Почему, — размышляю я, — господь придумал разные слова? Почему он одним вложил в уста понятные, а другим — непонятные? Взять, например, слово «разбойник». Тут все понятно. Разбойник пропадает целыми днями у реки, не ходит в синагогу, клянчит пять центов на мороженое, дружит с Винцукасом, гоняет голубей, сует свой нос, куда не следует.
Бабушка сплошь состоит из понятных слов. Что бы она ни сказала, все понятно:
— Авремэле, вставай!
— Ложись!
— Сбегай!
— Почисть!
— Подмети!
— Выбрось!
— Выплюнь!
— Съешь!
— Подавись!
— Не шляйся!
— Не выводи меня из себя!
Есть у бабушки два-три непонятных слова. Первое — это «люблю».
— Я люблю тебя, разбойник, люблю, — приговаривает бабушка и щиплет меня за уши, бьет черпаком, не пускает к Винцукасу, тащит в синагогу.

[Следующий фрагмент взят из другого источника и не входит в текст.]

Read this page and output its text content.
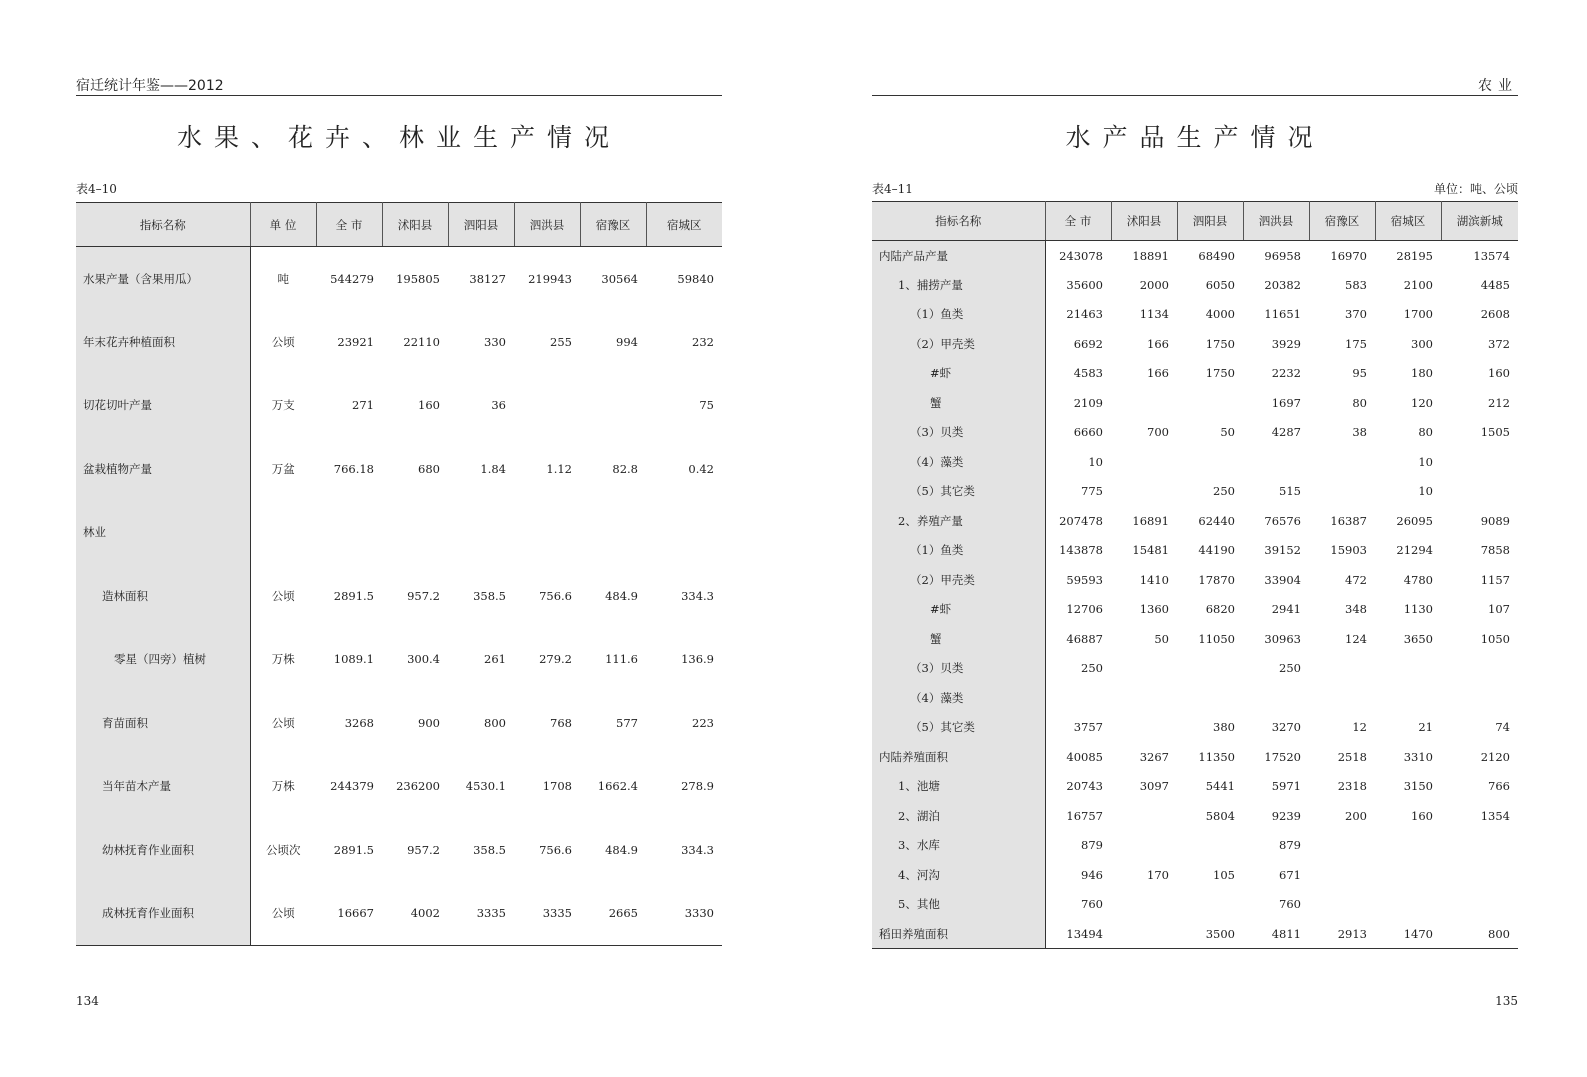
宿迁统计年鉴——2012
水果、花卉、林业生产情况
表4–10
指标名称	单 位	全 市	沭阳县	泗阳县	泗洪县	宿豫区	宿城区
水果产量（含果用瓜）	吨	544279	195805	38127	219943	30564	59840
年末花卉种植面积	公顷	23921	22110	330	255	994	232
切花切叶产量	万支	271	160	36			75
盆栽植物产量	万盆	766.18	680	1.84	1.12	82.8	0.42
林业							
造林面积	公顷	2891.5	957.2	358.5	756.6	484.9	334.3
零星（四旁）植树	万株	1089.1	300.4	261	279.2	111.6	136.9
育苗面积	公顷	3268	900	800	768	577	223
当年苗木产量	万株	244379	236200	4530.1	1708	1662.4	278.9
幼林抚育作业面积	公顷次	2891.5	957.2	358.5	756.6	484.9	334.3
成林抚育作业面积	公顷	16667	4002	3335	3335	2665	3330
134
农业
水产品生产情况
表4–11	单位：吨、公顷
指标名称	全 市	沭阳县	泗阳县	泗洪县	宿豫区	宿城区	湖滨新城
内陆产品产量	243078	18891	68490	96958	16970	28195	13574
1、捕捞产量	35600	2000	6050	20382	583	2100	4485
（1）鱼类	21463	1134	4000	11651	370	1700	2608
（2）甲壳类	6692	166	1750	3929	175	300	372
#虾	4583	166	1750	2232	95	180	160
蟹	2109			1697	80	120	212
（3）贝类	6660	700	50	4287	38	80	1505
（4）藻类	10					10	
（5）其它类	775		250	515		10	
2、养殖产量	207478	16891	62440	76576	16387	26095	9089
（1）鱼类	143878	15481	44190	39152	15903	21294	7858
（2）甲壳类	59593	1410	17870	33904	472	4780	1157
#虾	12706	1360	6820	2941	348	1130	107
蟹	46887	50	11050	30963	124	3650	1050
（3）贝类	250			250			
（4）藻类							
（5）其它类	3757		380	3270	12	21	74
内陆养殖面积	40085	3267	11350	17520	2518	3310	2120
1、池塘	20743	3097	5441	5971	2318	3150	766
2、湖泊	16757		5804	9239	200	160	1354
3、水库	879			879			
4、河沟	946	170	105	671			
5、其他	760			760			
稻田养殖面积	13494		3500	4811	2913	1470	800
135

— Я люблю тебя, негодник, люблю, — приговаривает бабушка и оставляет мне хвост от рыбы, кости от селедки, жижу от горохового супа.
— Я же люблю тебя, люблю!
Второе непонятное слово — это анцемит[4].
— Директор гимназии Олекас — анцемит!
— Полицмейстер Корсакас — анцемит.
— Бакалейщик Гайжаускас — анцемит.
— Винцукас — анцемит.
У деда только одно непонятное слово: «Ну».
Больше всего непонятных слов у дяди Мотла-Златоуста и все на «уция» и «ация»:
— Коституция!
— Революция!
— Экспотация!
— Нация!
И вот еще:
— Агитация!
Мои размышления о непонятных словах неожиданно прерывает бабушка. Уж, видимо, так заведено на свете, что спрятаться можно от кого угодно — от полицейского Гедрайтиса, от гимназиста Владаса, от отца и матери, но только не от бабушки.
Бабушка найдет тебя повсюду.
Ну что ей стоило пройти мимо? Мало ли кто в местечке проходит мимо меня: и сын господина Айзенберга, и дочь лавочника Зака, и племянник домовладельца Капера.
Дядя Мотл-Златоуст клянется, что они буржуи.
А почему бабушка не может быть буржуем?
— Тебе, — кудахчет она, — голуби и уклейки дороже синагоги.
Дороже!
Красиво поет кантор Шлейме, а с голубем ему не сравниться. Когда воркует голубь, у меня внутри все переворачивается, как будто я сам птица.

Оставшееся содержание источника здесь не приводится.